ヤマト配送員の親切な姿がTwitterで称賛 背景に「地域社会から信頼される企業」

» 2022年04月28日 18時29分 公開
[今野大一ITmedia]

 ヤマト運輸の配送員が、車いすに乗る人をサポートした動画がTwitter上で称賛されている。動画には車いすに乗る人が、車道から歩行者通路に移るときの段差で前に進めなくなっているところに配送員が駆け寄り、段差のないところまで押してあげる姿が記録されていた。この動画は4月28日午後6時現在で、90万いいねが付けられている。親切な行動の背景に、ヤマトグループの企業姿勢が垣間見えた。

ヤマト運輸の配送員(同社提供、写真はイメージ)

 ヤマト運輸の広報に、今回のような行動を社員に推奨するマニュアルなどがあるのか問い合わせると以下の回答があった。

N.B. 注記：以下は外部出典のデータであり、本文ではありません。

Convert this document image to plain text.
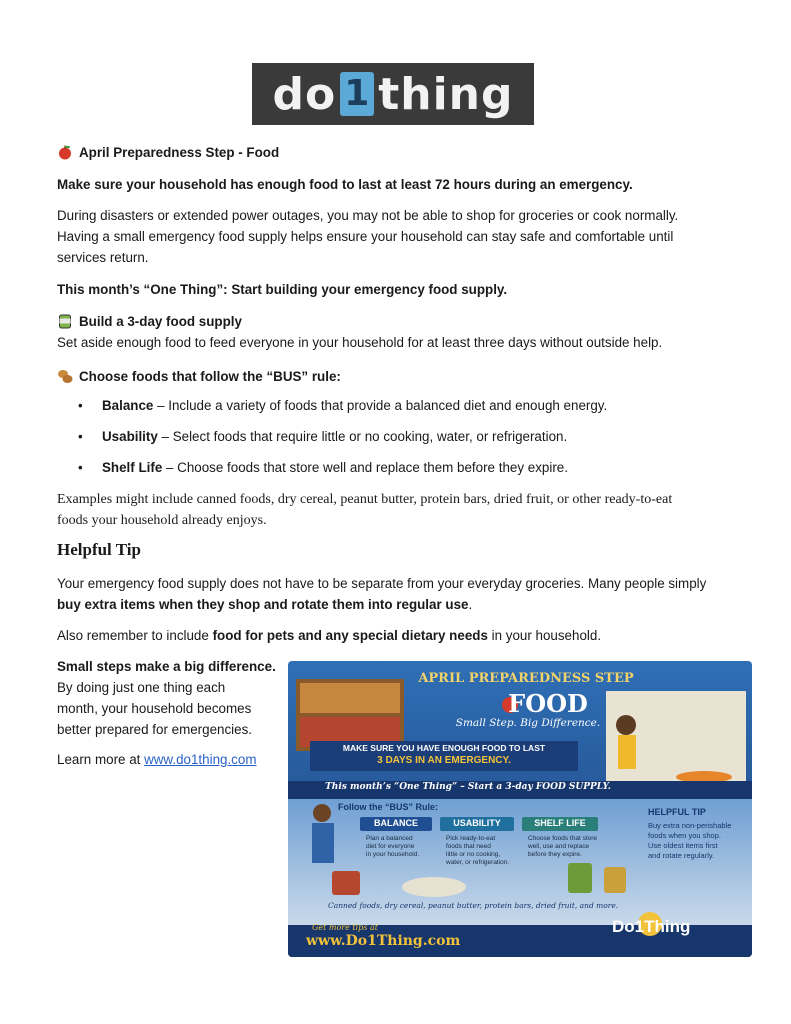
do 1 thing
April Preparedness Step - Food
Make sure your household has enough food to last at least 72 hours during an emergency.
During disasters or extended power outages, you may not be able to shop for groceries or cook normally.
Having a small emergency food supply helps ensure your household can stay safe and comfortable until
services return.
This month’s “One Thing”: Start building your emergency food supply.
Build a 3-day food supply
Set aside enough food to feed everyone in your household for at least three days without outside help.
Choose foods that follow the “BUS” rule:
• Balance – Include a variety of foods that provide a balanced diet and enough energy.
• Usability – Select foods that require little or no cooking, water, or refrigeration.
• Shelf Life – Choose foods that store well and replace them before they expire.
Examples might include canned foods, dry cereal, peanut butter, protein bars, dried fruit, or other ready-to-eat
foods your household already enjoys.
Helpful Tip
Your emergency food supply does not have to be separate from your everyday groceries. Many people simply
buy extra items when they shop and rotate them into regular use.
Also remember to include food for pets and any special dietary needs in your household.
Small steps make a big difference.
By doing just one thing each
month, your household becomes
better prepared for emergencies.
Learn more at www.do1thing.com
APRIL PREPAREDNESS STEP
FOOD
Small Step. Big Difference.
MAKE SURE YOU HAVE ENOUGH FOOD TO LAST
3 DAYS IN AN EMERGENCY.
This month’s “One Thing” – Start a 3-day FOOD SUPPLY.
Follow the “BUS” Rule:
BALANCE	USABILITY	SHELF LIFE
Plan a balanced
diet for everyone
in your household.
Pick ready-to-eat
foods that need
little or no cooking,
water, or refrigeration.
Choose foods that store
well, use and replace
before they expire.
HELPFUL TIP
Buy extra non-perishable
foods when you shop.
Use oldest items first
and rotate regularly.
Canned foods, dry cereal, peanut butter, protein bars, dried fruit, and more.
Get more tips at
www.Do1Thing.com
Do1Thing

 「マニュアルはありませんが、当社は、公共の道路を使用させていただき、日々の業務を行っているため、地域の皆さまの安全や安心を確保することは、重要な責務であると考えております」

 またヤマトグループ企業理念の「企業姿勢」には、「地域社会から信頼される企業」と記述され、以下の文言が掲げられているという。

 「ヤマトグループは、地域社会から信頼される事業活動を行うとともに、豊かな地域づくりに貢献します。特に、障がいのある方を含む社会的弱者の自立支援を積極的に行います」

 ここに「障がいのある方を含む社会的弱者の自立支援を積極的に行います」と明記されていることに注目したい。

 実は、障がい者がレストラン、カフェなどで働く飲食サービスを、最初に始めたのはヤマト運輸『クロネコヤマトの宅急便』の生みの親である故・小倉昌男元社長なのだ(関連記事:松屋フーズ、ヤマト、KDDI、第一生命 先進企業に探る「障がい者雇用」の本質を参照)。ベーカリーチェーン「スワン」を1998年に設立。障がい者の自立と社会参加の支援を目的としてヤマト福祉財団を設立したのが始まりで、多くの障がい者が働いている。

接客に励むベーカリーチェーン「スワン」の女性スタッフ(以下ヤマトホールディングス提供)
「スワン」でパンを作る従業員

 今回の配送員の行動には、小倉昌男元社長や同社の企業姿勢が表れている。ヤマト運輸はTwitterアカウントの中で、「昨日の当社社員の行いに対して多くのお褒め、労いのお言葉ありがとうございます。該当の社員とは連絡がとれており、これまでの他の模範となる取り組み同様、社内での共有を行ってまいります」とコメントした。